Анализ одного произведения: «Москва-Петушки» Вен. Ерофеева

Авторы:

Жанры: Литературоведение, Языкознание

Циклы: не входит в цикл

Формат: Полный

Всего в книге 82 страницы. Год издания книги - 2001.

Сборник посвящен поэме Вен. Ерофеева «Москва–Петушки» как образцу прозы второй половины XX века. В статьях предлагаются разные подходы, позволяющие, по мнению авторов, относительно объективно понять и истолковать подобные произведения.

В заключение публикуется записная книжка Вен. Ерофеева 1974 года.

Читать онлайн Анализ одного произведения: «Москва-Петушки» Вен. Ерофеева


Тверь 2001

И. В. Фоменко. О феномене «Москвы–Петушков»: Вместо предисловия

Тверь

Понятно, что если человек взял в руки сборник, то он решит, как ему быть дальше, взглянув на оглавление, а уж никак не на предисловие.
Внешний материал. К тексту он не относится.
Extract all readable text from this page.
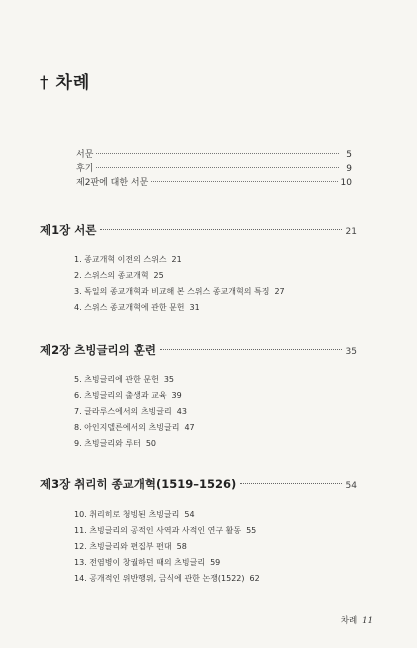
† 차례
서문	5
후기	9
제2판에 대한 서문	10
제1장 서론	21
1. 종교개혁 이전의 스위스 21
2. 스위스의 종교개혁 25
3. 독일의 종교개혁과 비교해 본 스위스 종교개혁의 특징 27
4. 스위스 종교개혁에 관한 문헌 31
제2장 츠빙글리의 훈련	35
5. 츠빙글리에 관한 문헌 35
6. 츠빙글리의 출생과 교육 39
7. 글라루스에서의 츠빙글리 43
8. 아인지델른에서의 츠빙글리 47
9. 츠빙글리와 루터 50
제3장 취리히 종교개혁(1519–1526)	54
10. 취리히로 청빙된 츠빙글리 54
11. 츠빙글리의 공적인 사역과 사적인 연구 활동 55
12. 츠빙글리와 편집부 편대 58
13. 전염병이 창궐하던 때의 츠빙글리 59
14. 공개적인 위반행위, 금식에 관한 논쟁(1522) 62
차례 11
И все-таки хочется предварить его небольшим вступлением, которое, во-первых, композиционно уравновесит сборник, и во-вторых, позволит сказать, зачем его выпускать, почему бы не ограничиться «Материалами» конференции, посвященной «Москве–Петушкам».[1]

Конференция задумывалась как строго академическое мероприятие. Называлась она «Анализ одного произведения. „Москва–Петушки“ Вен. Ерофеева». Мы хотели собрать тех, кого интересуют принципы анализа художественного текста, чтобы проверить эти принципы на одном тексте. Именно с этой точки зрения «Москва–Петушки» были идеальным объектом: написано о них достаточно много и одновременно нет традиции академического анализа, сам текст вызывает полярные суждения относительно своих художественных достоинств или не-достоинств; в свое время, появившись в самиздате, он вызвал сначала бурный интерес, а потом не то чтобы был забыт, но постепенно обрел статус текста субкультуры и ушел на периферию той науки, которая числит себя академической. И это, и многое другое делало его почти уникальным объектом обсуждения. Отвечая на вопрос, о чем «Москва–Петушки», исследователь получает возможность проверить работоспособность традиционных принципов анализа художественного текста.
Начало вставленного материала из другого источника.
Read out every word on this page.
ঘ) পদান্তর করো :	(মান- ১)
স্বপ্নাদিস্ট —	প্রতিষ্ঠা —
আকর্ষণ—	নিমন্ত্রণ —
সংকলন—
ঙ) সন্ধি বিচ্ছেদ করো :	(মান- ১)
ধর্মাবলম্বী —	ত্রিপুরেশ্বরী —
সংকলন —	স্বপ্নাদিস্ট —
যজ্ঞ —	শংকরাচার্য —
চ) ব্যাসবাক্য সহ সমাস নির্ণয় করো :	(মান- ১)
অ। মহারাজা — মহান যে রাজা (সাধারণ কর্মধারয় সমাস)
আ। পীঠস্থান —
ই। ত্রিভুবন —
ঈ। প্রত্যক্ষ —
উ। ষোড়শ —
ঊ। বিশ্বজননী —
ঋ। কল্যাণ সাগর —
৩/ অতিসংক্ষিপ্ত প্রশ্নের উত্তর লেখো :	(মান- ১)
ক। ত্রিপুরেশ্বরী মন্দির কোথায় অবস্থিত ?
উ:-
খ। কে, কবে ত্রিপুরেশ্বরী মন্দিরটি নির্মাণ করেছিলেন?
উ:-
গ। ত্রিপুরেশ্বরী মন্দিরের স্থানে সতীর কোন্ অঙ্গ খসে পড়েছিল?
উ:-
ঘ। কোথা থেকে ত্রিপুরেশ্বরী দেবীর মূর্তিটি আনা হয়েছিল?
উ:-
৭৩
Разослав приглашения, мы стали получать в ответ не только заявки, но и письма-комментарии, в которых одни заклинали нас оставить людям хоть что-то святое, не лезть со скальпелем в душу (и даже цитировалась известная в свое время строка «не трожьте музыку руками»), другие так же темпераментно утверждали, что «Петушки» — «отработанный пар» и есть более достойные объекты для анализа и интерпретации.
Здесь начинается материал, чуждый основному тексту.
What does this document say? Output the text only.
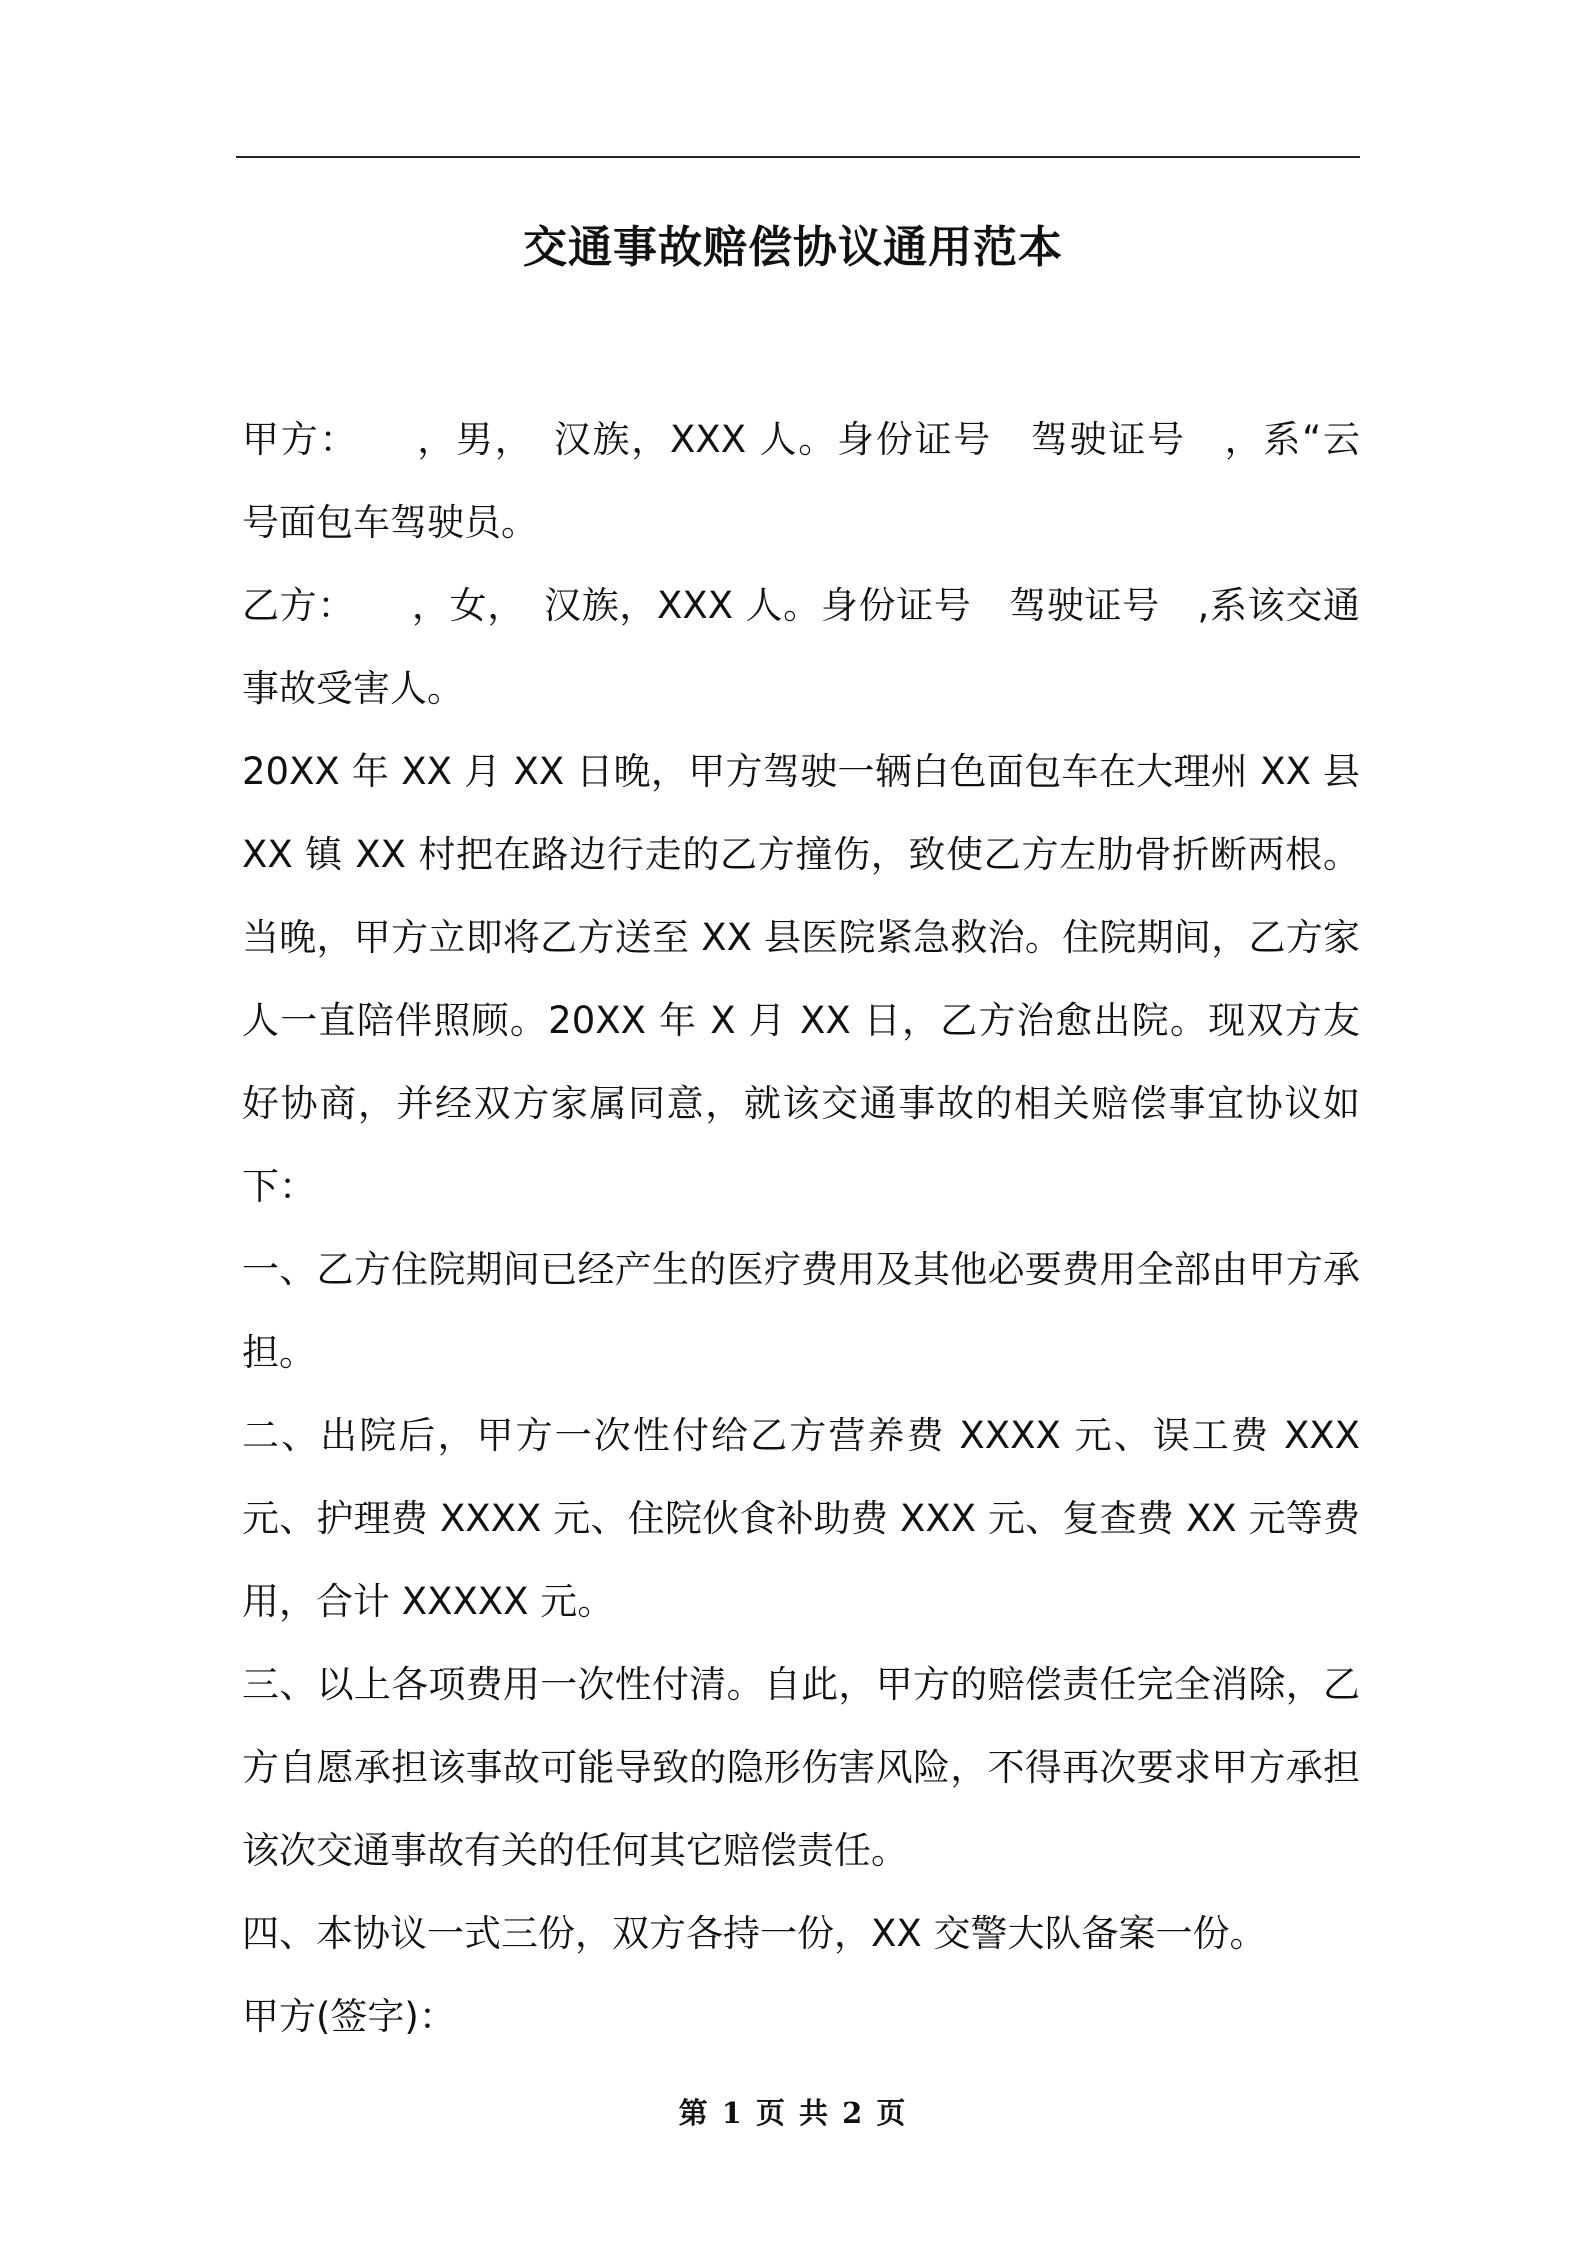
交通事故赔偿协议通用范本

甲方：　　，男，　汉族，XXX 人。身份证号　驾驶证号　，系“云　号面包车驾驶员。

乙方：　　，女，　汉族，XXX 人。身份证号　驾驶证号　,系该交通事故受害人。

20XX 年 XX 月 XX 日晚，甲方驾驶一辆白色面包车在大理州 XX 县 XX 镇 XX 村把在路边行走的乙方撞伤，致使乙方左肋骨折断两根。当晚，甲方立即将乙方送至 XX 县医院紧急救治。住院期间，乙方家人一直陪伴照顾。20XX 年 X 月 XX 日，乙方治愈出院。现双方友好协商，并经双方家属同意，就该交通事故的相关赔偿事宜协议如下：

一、乙方住院期间已经产生的医疗费用及其他必要费用全部由甲方承担。

二、出院后，甲方一次性付给乙方营养费 XXXX 元、误工费 XXX 元、护理费 XXXX 元、住院伙食补助费 XXX 元、复查费 XX 元等费用，合计 XXXXX 元。

三、以上各项费用一次性付清。自此，甲方的赔偿责任完全消除，乙方自愿承担该事故可能导致的隐形伤害风险，不得再次要求甲方承担该次交通事故有关的任何其它赔偿责任。

四、本协议一式三份，双方各持一份，XX 交警大队备案一份。

甲方(签字)：

第 1 页 共 2 页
Тем не менее конференцию провели, точнее сказать, она прошла, сама определяя приоритеты. В последний день стало окончательно ясно, что принципы анализа работают безотказно, остается только непонятным, о чем все-таки «Москва–Петушки»? Как безусловное можно было принять, что поэма Вен. Ерофеева — это целостность на ритмическом (Ю. Б. Орлицкий) и фоническом (Т. Г. Ивлева) уровнях, что она интровертна: вбирая чужие голоса, она делает их частью своего самодостаточного мира, что ее композиция имеет мощные корни в европейской и русской литературе (Н. А. Корзина) и что пришедшие в литературу после Вен. Ерофеева, обращаясь к его поэме, останавливаются на, пользуясь понятиями герменевтики, «сообщении», не погружаясь в «смыслы» (Ю. В. Доманский, Д. О. Ступников). Из безусловного, кажется, все. Относительно объективного понимания «Москвы–Петушков» достичь так и не удалось.

Феномен поэмы, вероятно, в том, что она одновременно и уникальна, и типична, так как моделирует сущностные особенности литературного текста второй половины XX века. Дело не в иронии (С. Довлатов, скажем, не менее ироничен, а романтическая ирония не менее драматична), не в трагизме (русский XX век знает «Requiem» А. Ахматовой и «Тихий Дон» М. Шолохова), не в имитации потока сознания, не в правде о российском питии, не в обнаженной исповедальности, сдобренной противоиронией и не в постмодернизме, не в «пластах», «уровнях» или подтексте, и не в ограниченности частных методологий, хотя все это есть.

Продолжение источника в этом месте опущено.